Около четырех часов дня Раечка, веселая, как молодая птичка, вернулась в свою квартиру и увидела мечущуюся по комнатам Эллу. Трубецкая рыдала, от ее интеллигентной сдержанности и безукоризненного воспитания не осталось и следа. Рая схватилась за сердце и пролепетала:
– Настя заболела? Аппендицит? Ей надо делать операцию?
Спустя много лет Раиса, вспоминая свою реакцию, поражалась, насколько глупой была. Любое хирургическое вмешательство показалось бы ей счастьем, если б она знала, что произошло на самом деле. Настя пропала без следа.
Когда домой примчался Игнат, жена и гувернантка, выпив весь запас сердечных капель в доме, изложили хозяину суть дела. Накормив девочку обедом, Элла, как всегда, уложила ее спать. Часы показывали ровно два. Приученный к режиму ребенок заснул, едва голова коснулась подушки. Элла тщательно проверила шпингалеты на окнах, отключила подачу газа на кухне и пошла за кефиром. Ничего необычного в действиях бонны не было. Трубецкая считала неправильным таскать малышку по магазинам. Молочная находилась через дорогу, гувернантка всегда бегала туда, когда подопечная отдыхала. Настенька должна была проспать не менее полутора часов.
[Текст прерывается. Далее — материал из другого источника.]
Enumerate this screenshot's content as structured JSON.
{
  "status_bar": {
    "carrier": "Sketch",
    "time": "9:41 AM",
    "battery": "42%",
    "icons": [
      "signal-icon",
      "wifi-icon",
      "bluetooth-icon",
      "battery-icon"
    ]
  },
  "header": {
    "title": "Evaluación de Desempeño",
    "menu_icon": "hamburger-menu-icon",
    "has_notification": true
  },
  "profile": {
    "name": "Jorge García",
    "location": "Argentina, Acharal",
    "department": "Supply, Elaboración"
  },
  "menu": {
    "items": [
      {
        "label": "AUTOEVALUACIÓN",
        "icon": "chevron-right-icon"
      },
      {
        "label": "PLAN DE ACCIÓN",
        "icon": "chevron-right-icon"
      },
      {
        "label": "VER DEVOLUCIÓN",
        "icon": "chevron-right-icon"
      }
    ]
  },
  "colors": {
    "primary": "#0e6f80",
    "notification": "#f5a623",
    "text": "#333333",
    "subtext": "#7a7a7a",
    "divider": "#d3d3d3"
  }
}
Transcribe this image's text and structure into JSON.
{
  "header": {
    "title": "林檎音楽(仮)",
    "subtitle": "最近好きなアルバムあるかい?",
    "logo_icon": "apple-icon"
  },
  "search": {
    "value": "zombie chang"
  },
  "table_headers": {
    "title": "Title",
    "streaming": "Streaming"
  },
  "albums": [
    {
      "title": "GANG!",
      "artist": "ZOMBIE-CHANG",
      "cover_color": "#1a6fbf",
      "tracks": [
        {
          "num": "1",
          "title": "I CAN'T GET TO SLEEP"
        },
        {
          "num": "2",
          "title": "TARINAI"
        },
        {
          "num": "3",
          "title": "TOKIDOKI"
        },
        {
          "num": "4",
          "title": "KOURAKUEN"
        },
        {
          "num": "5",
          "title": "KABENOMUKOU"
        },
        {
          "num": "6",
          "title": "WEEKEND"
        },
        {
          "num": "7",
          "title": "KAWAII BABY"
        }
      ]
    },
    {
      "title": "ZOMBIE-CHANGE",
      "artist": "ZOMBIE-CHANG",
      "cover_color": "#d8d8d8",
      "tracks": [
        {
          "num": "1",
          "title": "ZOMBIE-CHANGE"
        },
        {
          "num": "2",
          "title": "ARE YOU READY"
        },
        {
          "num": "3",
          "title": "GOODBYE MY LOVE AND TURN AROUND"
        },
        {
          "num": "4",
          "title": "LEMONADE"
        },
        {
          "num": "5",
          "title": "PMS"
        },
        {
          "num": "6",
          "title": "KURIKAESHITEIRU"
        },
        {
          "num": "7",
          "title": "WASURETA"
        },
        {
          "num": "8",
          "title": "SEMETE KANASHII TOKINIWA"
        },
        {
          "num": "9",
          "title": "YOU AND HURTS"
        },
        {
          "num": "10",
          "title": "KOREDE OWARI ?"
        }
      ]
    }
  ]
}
Элла отсутствовала минут тридцать. Когда она вернулась, не заметила ничего особенного: дверь тщательно заперта снаружи, окна закрыты. Элла распаковала сумки, вскипятила молоко, выпила чаю и в районе трех решила заглянуть к Насте, проверить, как та спит. Представьте ужас гувернантки, когда она обнаружила пустую кроватку!
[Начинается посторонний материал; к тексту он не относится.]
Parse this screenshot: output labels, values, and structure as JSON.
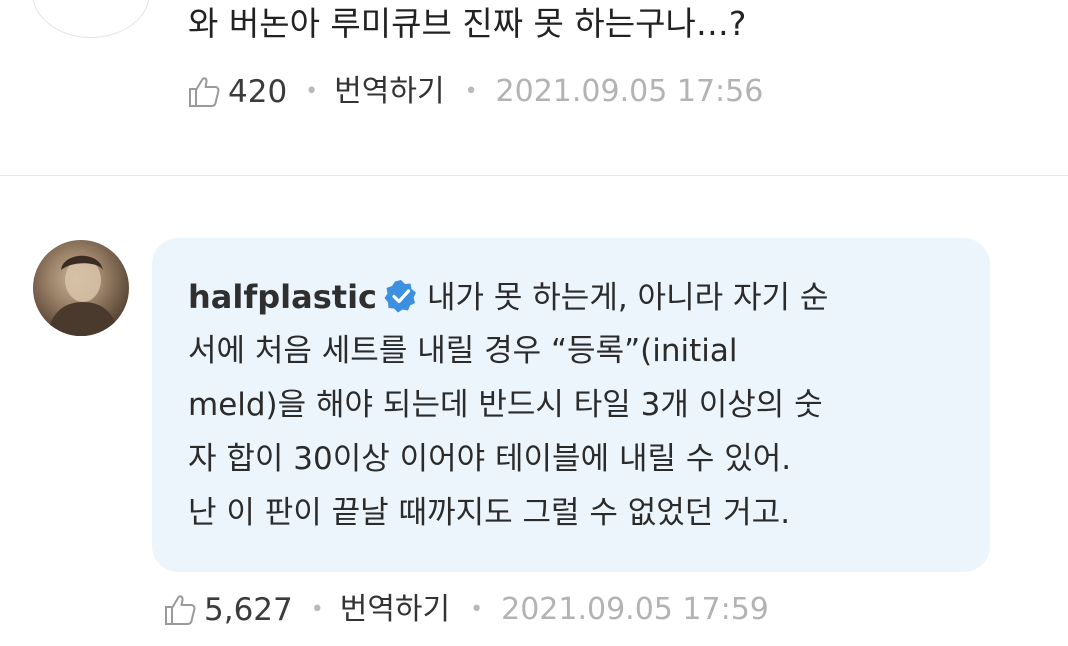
{
  "top_comment": {
    "text": "와 버논아 루미큐브 진짜 못 하는구나…?",
    "likes": "420",
    "translate_label": "번역하기",
    "timestamp": "2021.09.05 17:56"
  },
  "reply": {
    "username": "halfplastic",
    "lines": [
      "내가 못 하는게, 아니라 자기 순",
      "서에 처음 세트를 내릴 경우 “등록”(initial",
      "meld)을 해야 되는데 반드시 타일 3개 이상의 숫",
      "자 합이 30이상 이어야 테이블에 내릴 수 있어.",
      "난 이 판이 끝날 때까지도 그럴 수 없었던 거고."
    ],
    "likes": "5,627",
    "translate_label": "번역하기",
    "timestamp": "2021.09.05 17:59"
  },
  "colors": {
    "bubble_background": "#edf5fc",
    "verified_badge": "#3d8fe0",
    "meta_gray": "#b3b3b3"
  },
  "icons": {
    "like": "thumbs-up-outline-icon",
    "verified": "verified-badge-icon"
  }
}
Элла решила, что Настенька расшалилась и спряталась от няни. Но девочка никогда так не поступала, она была очень послушна, не спорила со старшими, беспрекословно им подчинялась, ей бы и в голову не пришло задумать безобразие. Но ребенок есть ребенок, мало ли что, и Элла принялась бегать по комнате, выкрикивая:
– Настя, немедленно выходи! Если покажешься сейчас, я тебя не стану наказывать.
Минут через двадцать Элла сообразила: девочки нигде нет, и впала в панику. Вместе с ней в истерике забилась спустя короткое время и Раиса.
Игнат в отличие от обезумевших женщин сохранил хладнокровие. Цыкнул на баб и стал размышлять. Квартира на пятом этаже, шпингалеты на окнах тщательно закрыты, следовательно, девочка не могла выпасть наружу. Да и тела во дворе нет, значит, версию несчастного случая можно отмести. Дверь была заперта, но изнутри ее можно было открыть. Вот только замок в целях безопасности Варенкины установили непривычно высоко, на уровне глаз взрослого человека, Насте до него не дотянуться, если только развитая не по годам девочка не догадалась встать на табуретку.
Игнат убедился, что все стулья находятся на своих местах, и сделал вывод: Настю похитили. Некто, знавший, что Элла оставляет спящую девочку на короткое время одну, воспользовался отлучкой няни, вошел в квартиру и унес ребенка.
Раиса, услышав эту версию, истерически зарыдала, а Элла начала одновременно хохотать и плакать.
Глава 23
Игнат помчался на кухню, он хотел принести кувшин с холодной водой и выплеснуть ее на Раису, но его остановил телефонный звонок.
– Молчать! – гаркнул Варенкин.
Женщины замерли, Игнат схватил трубку.
– Настя у нас, – сообщил бесстрастный голос, – выкуп – миллион долларов. Завтра в восемь вечера я позвоню.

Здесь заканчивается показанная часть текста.